Uno de los trascendentes desarrollos artísticos y científicos potosinos lo son los pianos metamorfoseados desarrollados por Julián Carrillo, únicos en el mundo y que abriera la puerta a un nuevo universo musical. Los pianos, diseñados dando importancia al esquema práctico del propio piano, o sea sin cambiar la disposición de las teclas, fueron diseñados para poder tocar en tercios, cuartos, hasta dieciseisavos de tono, conformando así una serie de quince pianos que fueron presentados en la Feria Internacional de Bruselas en 1958 donde obtuvieron la medalla de oro.

Previamente Carrillo había diseñado y transformado un piano comercial de alta calidad a piano de tercios de tono, cambiando por completo el cuerpo del piano, el arpa que daba paso a tener un piano en tercios de tono, lo cual fue desarrollado a finales de la década de los cuarenta del siglo XX.

En este importante diseño del piano de tercios de tono, participó un joven que se haría camino en el mundo de la música y de la tecnología, Raúl Pavón Sarrelangue que pasa a la historia de la música mexicana como el pionero en la música electrónica en América Latina.

Por el lado musical, Raúl Pavón estudiaría guitarra con el célebre guitarrista Andrés Segovia y en Milán, Italia y en Colonia, Alemania, música electroacústica. Posterior a su participación el piano de tercios de tono, continuó su trabajo en nuevos diseños y construcción de guitarras y sintetizadores.

En el ámbito de la ingeniería y tecnología Raúl Pavón se formaría en el Instituto Politécnico Nacional egresando de la licenciatura en ingeniería en electrónica y comunicaciones en 1954, graduándose como ingeniero en radiocomunicación y electrónica con un diplomado en computación, continuando sus estudios superiores en electrónica en Milán, Colonia y París.

Su formación, así, estuvo ori entada a la música y la ingeniería lo que le permitiría unir esas disciplinas en sus futuras contribuciones en la música electroacústica de la que sería pionero en América Latina destacando además como compositor e investigador.
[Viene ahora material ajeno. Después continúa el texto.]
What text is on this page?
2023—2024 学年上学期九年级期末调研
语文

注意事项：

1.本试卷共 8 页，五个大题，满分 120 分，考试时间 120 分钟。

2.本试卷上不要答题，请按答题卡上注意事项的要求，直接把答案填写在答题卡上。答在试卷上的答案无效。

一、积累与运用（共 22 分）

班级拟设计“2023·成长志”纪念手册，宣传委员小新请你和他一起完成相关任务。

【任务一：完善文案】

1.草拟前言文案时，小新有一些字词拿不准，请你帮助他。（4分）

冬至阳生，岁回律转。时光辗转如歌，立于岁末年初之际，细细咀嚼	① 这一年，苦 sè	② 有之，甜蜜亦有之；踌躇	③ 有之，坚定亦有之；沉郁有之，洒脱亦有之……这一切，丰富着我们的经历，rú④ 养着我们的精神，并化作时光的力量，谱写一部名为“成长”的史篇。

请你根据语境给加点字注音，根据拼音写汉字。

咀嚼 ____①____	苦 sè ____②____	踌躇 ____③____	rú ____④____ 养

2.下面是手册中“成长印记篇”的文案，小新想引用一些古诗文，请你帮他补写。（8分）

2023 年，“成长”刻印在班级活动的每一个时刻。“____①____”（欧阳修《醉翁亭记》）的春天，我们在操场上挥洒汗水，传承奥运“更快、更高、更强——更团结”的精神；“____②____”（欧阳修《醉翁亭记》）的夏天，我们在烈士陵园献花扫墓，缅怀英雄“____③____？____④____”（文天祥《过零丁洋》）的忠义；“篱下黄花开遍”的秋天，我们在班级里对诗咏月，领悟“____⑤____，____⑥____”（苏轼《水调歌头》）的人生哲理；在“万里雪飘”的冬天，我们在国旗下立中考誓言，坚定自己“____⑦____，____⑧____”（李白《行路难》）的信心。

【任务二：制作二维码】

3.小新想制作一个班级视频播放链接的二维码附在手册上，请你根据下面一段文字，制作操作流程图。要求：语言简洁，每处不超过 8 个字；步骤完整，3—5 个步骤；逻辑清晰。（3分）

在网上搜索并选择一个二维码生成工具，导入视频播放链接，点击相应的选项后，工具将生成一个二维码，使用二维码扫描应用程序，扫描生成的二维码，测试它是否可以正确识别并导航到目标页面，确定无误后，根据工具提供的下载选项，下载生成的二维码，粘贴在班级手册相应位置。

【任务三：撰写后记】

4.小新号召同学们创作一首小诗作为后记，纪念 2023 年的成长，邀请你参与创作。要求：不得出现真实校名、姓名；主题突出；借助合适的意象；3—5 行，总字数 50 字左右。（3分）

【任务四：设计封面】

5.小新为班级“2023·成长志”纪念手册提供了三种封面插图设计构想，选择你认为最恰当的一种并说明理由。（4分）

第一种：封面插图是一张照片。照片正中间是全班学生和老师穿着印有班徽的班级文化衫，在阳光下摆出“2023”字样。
En 1964 construyó el primer sintetizador hecho en México, el Ominifón, uno de los primeros sistemas de sintetizador didáctico, que anticipó la idea de la tecnología musical como herramienta educativa y creativa.
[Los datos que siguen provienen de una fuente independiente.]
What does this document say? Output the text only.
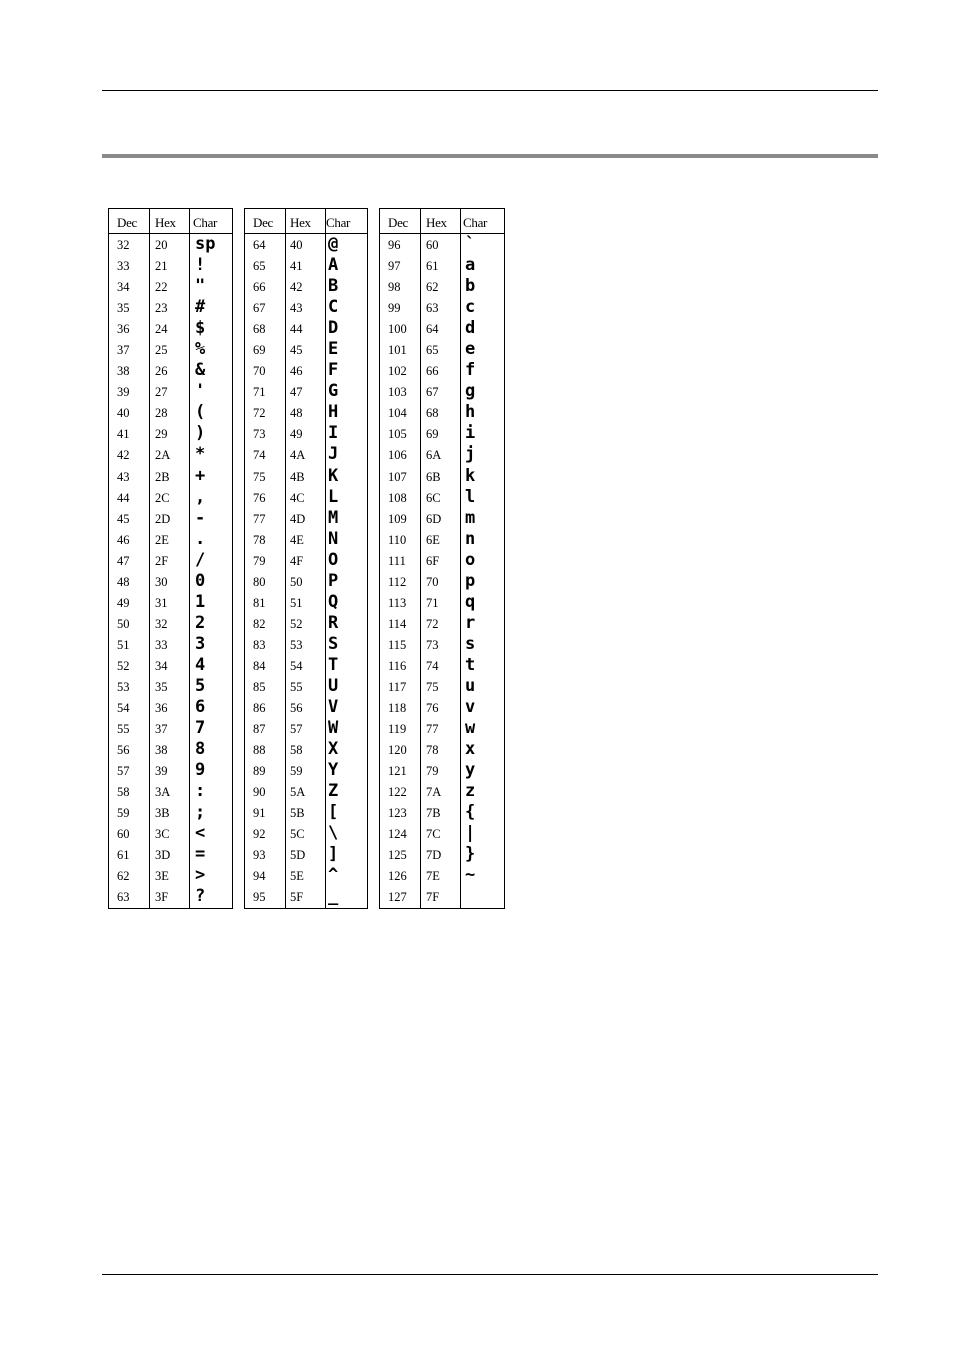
Dec Hex Char
32 20 sp
33 21 !
34 22 "
35 23 #
36 24 $
37 25 %
38 26 &
39 27 '
40 28 (
41 29 )
42 2A *
43 2B +
44 2C ,
45 2D -
46 2E .
47 2F /
48 30 0
49 31 1
50 32 2
51 33 3
52 34 4
53 35 5
54 36 6
55 37 7
56 38 8
57 39 9
58 3A :
59 3B ;
60 3C <
61 3D =
62 3E >
63 3F ?
Dec Hex Char
64 40 @
65 41 A
66 42 B
67 43 C
68 44 D
69 45 E
70 46 F
71 47 G
72 48 H
73 49 I
74 4A J
75 4B K
76 4C L
77 4D M
78 4E N
79 4F O
80 50 P
81 51 Q
82 52 R
83 53 S
84 54 T
85 55 U
86 56 V
87 57 W
88 58 X
89 59 Y
90 5A Z
91 5B [
92 5C \
93 5D ]
94 5E ^
95 5F _
Dec Hex Char
96 60 `
97 61 a
98 62 b
99 63 c
100 64 d
101 65 e
102 66 f
103 67 g
104 68 h
105 69 i
106 6A j
107 6B k
108 6C l
109 6D m
110 6E n
111 6F o
112 70 p
113 71 q
114 72 r
115 73 s
116 74 t
117 75 u
118 76 v
119 77 w
120 78 x
121 79 y
122 7A z
123 7B {
124 7C |
125 7D }
126 7E ~
127 7F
En el Conservatorio Nacional de México fundaría en 1970 el Laboratorio de Música Electrónica junto a Héctor Quintanar, con quien colaboró en los primeros conciertos de música electrónica y electroacústica realizados en México. En 1976 dedicándose por completo a la música electrónica y al desarrollo del Icofón, instrumento de imagen y sonido electrónicos para el cual compuso las obras Suite icofónica (1983), Fantasía creacionista (1985), Una antifantasía (1986), Fantasía de la muerte (1987), Fantasía abstracta (1989) y Fantasía cósmica (1984), algunas de las cuales pueden escucharse por Youtube.

Publicó el primer libro sobre el tema de la música electrónica en 1981, intitulado La electrónica en la música y en el arte, editado por el Centro de Investigación y Documentación Musical Carlos Chávez (CENIDIM).

Raúl Pavón Sarrelangue, que tuvo relación con una de las aportaciones potosinas al mundo, nació en 1928 y falleció en el 2008.